Y aunque el anuncio de su divorcio es aún muy fresco como para determinar cifras y razones, el rompimiento de los actores Sean Penn y Robin Wright, en diciembre, ha sido el último en movilizar Hollywood. Dicen las malas lenguas que Wright encontró a su esposo retozando en la cama con dos rusas. Pero hasta el momento, lo único confirmado es que luego de once años, tres hijos y tres películas juntos, la dupla no es más.

¿Hasta que la muerte?

Cierto es que ni matrimonio ni divorcio son decisiones que deben ser tomadas a la ligera. Y aunque no existen fórmulas para lograr una unión o una separación amables, y cada familia tiene una historia propia, sirva como colofón la de los norteamericanos David y Lauren Blair. Desde su matrimonio en 1984 hasta agosto del 2004 –cuando entraron a los Records Mundiales de Guinness– habían renovado sus votos ochenta y tres veces. Corriéndose el riesgo de ser empalagosos, les encanta repetirse lo mucho que se aman y lo han hecho, además, en distintas partes de EE.UU, el Reino Unido y las Antillas Holandesas. Como para que cada una de las ochenta y tres veces parezca la primera.

Cuando se puede, se puede. Pero si no, también vale cortar por lo sano. (Rebeca Vaisman).

Altar y desatar

Si en el 2004, el INEI registró 2180 divorcios y 23948 matrimonios en la provincia de Lima, para el 2005 los divorcios aumentaron considerablemente a 3632 y los matrimonios, más tímidamente, a 25455.

La “ley del divorcio” se aprobó en España en 1981, y recién en el 2005 se le hizo una reforma, instaurándose el llamado “divorcio express”, según el cual bastan 3 meses de matrimonio para que se pueda solicitar el divorcio.
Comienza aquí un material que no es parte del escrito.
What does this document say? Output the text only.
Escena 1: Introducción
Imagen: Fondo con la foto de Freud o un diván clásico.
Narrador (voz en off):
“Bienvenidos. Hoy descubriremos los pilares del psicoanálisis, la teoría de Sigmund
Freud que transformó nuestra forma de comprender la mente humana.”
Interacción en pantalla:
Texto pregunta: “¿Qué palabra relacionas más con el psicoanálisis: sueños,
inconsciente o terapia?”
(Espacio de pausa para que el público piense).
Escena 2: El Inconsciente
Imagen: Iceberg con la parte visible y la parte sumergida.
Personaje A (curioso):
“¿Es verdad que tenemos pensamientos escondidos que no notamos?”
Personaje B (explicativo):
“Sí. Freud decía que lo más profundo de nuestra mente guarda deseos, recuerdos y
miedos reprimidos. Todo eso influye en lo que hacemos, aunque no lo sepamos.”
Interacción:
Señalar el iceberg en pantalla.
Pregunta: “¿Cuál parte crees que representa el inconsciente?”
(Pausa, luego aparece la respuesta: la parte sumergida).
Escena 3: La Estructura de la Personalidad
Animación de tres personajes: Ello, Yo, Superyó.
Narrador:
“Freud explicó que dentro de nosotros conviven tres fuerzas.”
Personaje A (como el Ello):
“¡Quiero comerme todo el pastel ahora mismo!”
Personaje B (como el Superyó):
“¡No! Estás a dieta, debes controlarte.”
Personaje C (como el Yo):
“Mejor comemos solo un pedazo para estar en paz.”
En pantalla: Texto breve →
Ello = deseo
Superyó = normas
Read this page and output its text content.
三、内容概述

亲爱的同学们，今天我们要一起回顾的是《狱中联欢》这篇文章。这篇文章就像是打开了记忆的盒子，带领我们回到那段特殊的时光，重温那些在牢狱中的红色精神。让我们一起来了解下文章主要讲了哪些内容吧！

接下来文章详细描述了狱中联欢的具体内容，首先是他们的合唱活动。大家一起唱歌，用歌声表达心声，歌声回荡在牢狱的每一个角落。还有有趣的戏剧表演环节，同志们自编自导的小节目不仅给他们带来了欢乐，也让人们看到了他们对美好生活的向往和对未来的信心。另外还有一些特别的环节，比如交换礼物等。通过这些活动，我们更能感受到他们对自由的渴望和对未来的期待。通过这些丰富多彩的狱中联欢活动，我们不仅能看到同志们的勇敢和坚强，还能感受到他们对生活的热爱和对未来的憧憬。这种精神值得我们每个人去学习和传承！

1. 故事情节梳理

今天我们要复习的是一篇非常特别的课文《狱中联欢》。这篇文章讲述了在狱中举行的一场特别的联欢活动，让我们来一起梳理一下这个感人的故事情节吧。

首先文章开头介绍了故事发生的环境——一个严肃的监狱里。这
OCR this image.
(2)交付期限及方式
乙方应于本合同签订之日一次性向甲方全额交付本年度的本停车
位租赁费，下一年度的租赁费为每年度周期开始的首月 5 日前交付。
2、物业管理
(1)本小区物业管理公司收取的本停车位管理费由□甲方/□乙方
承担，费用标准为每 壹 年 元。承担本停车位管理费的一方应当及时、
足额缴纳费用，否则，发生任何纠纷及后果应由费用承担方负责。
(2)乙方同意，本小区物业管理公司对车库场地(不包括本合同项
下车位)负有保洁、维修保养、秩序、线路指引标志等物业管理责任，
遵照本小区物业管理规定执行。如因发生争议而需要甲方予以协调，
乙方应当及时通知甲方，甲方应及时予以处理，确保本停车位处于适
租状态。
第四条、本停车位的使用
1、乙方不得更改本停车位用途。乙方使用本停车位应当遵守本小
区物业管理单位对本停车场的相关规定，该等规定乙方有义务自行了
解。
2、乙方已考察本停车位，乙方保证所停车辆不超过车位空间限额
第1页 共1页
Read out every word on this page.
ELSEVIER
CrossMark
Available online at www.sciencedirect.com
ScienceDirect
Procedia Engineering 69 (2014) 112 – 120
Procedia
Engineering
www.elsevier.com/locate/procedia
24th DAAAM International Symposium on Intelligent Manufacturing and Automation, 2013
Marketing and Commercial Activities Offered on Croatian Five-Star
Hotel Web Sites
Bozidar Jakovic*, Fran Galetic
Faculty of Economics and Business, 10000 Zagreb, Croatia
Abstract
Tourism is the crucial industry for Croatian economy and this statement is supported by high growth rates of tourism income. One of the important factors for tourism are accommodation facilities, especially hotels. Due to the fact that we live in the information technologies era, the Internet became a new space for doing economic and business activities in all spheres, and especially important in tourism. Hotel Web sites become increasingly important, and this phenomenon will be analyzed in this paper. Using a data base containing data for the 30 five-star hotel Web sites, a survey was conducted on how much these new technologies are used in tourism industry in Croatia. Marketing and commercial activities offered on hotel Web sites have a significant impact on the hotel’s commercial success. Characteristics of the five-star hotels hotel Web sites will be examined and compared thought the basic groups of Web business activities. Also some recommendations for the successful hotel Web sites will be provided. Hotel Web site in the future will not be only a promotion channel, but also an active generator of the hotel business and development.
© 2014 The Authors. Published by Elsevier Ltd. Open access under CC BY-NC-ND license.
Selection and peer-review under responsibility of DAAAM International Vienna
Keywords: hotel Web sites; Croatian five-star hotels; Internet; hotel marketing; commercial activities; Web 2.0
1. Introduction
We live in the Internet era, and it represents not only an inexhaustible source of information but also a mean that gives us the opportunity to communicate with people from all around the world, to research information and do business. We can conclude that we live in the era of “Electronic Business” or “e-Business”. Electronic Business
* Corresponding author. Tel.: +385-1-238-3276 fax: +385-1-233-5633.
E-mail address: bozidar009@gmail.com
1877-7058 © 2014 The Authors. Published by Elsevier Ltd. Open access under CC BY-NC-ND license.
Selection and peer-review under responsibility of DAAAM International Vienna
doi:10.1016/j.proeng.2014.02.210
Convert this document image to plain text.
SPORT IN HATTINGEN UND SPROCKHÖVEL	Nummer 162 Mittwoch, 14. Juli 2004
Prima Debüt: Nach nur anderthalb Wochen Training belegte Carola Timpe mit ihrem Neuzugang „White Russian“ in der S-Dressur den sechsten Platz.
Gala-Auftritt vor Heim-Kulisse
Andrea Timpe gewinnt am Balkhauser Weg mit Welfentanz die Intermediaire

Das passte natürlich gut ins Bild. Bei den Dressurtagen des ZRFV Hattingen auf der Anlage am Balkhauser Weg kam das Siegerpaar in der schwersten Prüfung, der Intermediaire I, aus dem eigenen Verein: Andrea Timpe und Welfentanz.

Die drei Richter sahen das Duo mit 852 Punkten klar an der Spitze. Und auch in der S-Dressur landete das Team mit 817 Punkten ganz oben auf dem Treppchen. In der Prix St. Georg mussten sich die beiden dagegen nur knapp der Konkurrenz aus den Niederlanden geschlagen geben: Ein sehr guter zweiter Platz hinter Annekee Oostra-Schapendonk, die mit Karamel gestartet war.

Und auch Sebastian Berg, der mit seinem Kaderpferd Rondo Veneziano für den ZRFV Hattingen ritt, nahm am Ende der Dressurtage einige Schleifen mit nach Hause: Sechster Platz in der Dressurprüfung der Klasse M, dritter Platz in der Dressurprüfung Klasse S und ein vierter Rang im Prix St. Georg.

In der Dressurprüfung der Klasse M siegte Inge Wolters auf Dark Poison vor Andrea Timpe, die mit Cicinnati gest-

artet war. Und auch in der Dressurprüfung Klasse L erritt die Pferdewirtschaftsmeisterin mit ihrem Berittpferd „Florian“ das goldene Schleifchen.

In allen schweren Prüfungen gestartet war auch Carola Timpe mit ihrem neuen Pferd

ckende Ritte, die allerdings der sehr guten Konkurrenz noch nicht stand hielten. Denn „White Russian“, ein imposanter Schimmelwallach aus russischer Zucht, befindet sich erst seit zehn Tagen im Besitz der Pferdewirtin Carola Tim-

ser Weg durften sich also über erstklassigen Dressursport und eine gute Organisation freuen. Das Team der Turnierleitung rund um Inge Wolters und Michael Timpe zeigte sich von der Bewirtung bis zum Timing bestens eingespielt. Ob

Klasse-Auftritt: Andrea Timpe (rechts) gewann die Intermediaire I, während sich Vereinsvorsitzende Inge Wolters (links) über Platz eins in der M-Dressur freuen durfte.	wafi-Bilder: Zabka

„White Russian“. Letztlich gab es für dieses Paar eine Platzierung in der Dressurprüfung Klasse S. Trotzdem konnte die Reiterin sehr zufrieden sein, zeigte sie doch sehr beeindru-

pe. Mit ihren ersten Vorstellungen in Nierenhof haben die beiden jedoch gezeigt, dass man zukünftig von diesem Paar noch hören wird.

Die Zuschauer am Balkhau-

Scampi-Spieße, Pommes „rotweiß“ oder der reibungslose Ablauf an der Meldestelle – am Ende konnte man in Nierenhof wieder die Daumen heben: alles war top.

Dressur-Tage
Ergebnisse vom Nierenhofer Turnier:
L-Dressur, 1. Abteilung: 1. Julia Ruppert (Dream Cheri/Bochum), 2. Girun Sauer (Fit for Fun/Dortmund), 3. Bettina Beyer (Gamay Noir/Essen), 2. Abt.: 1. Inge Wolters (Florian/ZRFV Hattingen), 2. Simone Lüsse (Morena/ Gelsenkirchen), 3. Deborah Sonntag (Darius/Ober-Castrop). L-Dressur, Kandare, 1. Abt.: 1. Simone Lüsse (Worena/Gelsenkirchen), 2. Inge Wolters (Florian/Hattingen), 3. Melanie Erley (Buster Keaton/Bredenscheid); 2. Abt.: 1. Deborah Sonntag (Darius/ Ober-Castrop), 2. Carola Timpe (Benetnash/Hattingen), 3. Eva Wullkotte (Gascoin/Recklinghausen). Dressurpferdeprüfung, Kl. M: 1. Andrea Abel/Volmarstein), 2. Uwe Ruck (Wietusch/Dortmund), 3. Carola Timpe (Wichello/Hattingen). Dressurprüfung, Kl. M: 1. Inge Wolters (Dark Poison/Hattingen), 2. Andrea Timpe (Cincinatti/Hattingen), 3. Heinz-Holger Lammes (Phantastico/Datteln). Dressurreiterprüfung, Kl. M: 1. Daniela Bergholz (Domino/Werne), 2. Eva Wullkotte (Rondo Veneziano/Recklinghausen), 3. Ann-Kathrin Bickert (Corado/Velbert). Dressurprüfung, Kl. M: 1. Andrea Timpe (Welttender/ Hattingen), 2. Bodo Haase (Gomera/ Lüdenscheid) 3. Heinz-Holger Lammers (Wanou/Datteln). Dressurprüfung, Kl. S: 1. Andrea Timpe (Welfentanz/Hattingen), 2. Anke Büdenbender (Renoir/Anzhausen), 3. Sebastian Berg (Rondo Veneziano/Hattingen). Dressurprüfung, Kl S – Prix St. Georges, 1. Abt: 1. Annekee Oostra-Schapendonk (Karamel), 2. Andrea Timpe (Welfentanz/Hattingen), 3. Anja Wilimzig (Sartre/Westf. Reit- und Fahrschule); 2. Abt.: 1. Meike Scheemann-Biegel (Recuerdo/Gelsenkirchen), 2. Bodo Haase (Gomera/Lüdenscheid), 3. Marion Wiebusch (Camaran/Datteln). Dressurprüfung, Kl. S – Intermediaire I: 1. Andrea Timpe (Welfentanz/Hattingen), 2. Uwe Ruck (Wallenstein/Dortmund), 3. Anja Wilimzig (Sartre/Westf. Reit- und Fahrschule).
El informe “La ruptura familiar en España, 25 años después”, del 2006, dice que entre el 2005 y el 2006 se tramitaron 800 mil divorcios y que 1 de cada 4 se produce antes de los 4 años de convivencia.

La nueva Ley de Matrimonio Civil, que permitió por primera vez el divorcio en Chile, entró en vigencia en noviembre del 2004. Ese mismo día comenzaron a aparecer demandas de divorcio en los tribunales.

Divorcio a la Católic

Isabel Preysler, casada con Julio Iglesias en 1970 y separada de él en 1978, consiguió la nulidad en el tribunal eclesiástico de Brooklyn, Estados Unidos, en 1980, y pudo volver a casarse por la Iglesia con Carlos Falcó. Otro caso conocido es el de la Princesa Carolina de Mónaco, quien luego de 10 años de lucharla, obtuvo en 1992 la nulidad eclesiástica en la Sacra Rota de su breve matrimonio con el playboy francés Philippe Junot. La pareja se casó en 1978, cuando ella tenía 21, y se separó 2 años después. El Nobel de literatura Camilo José Cela pidió y consiguió la anulación eclesiástica a fines del ’90 de su matrimonio de 44 años con Rosario Conde, de quien se había separado para iniciar una relación con Marina Castaño, una periodista 40 años menor que él.

Mientras tanto, Alberto Iribarne, ex Ministro de Justicia de Néstor Kirchner, no podrá ser el nuevo embajador argentino en la Santa Sede, pese al pedido de plácet formulado por el país en diciembre del 2007. Esto, porque tanto él como su esposa son previamente divorciados, según reporte del diario Clarín.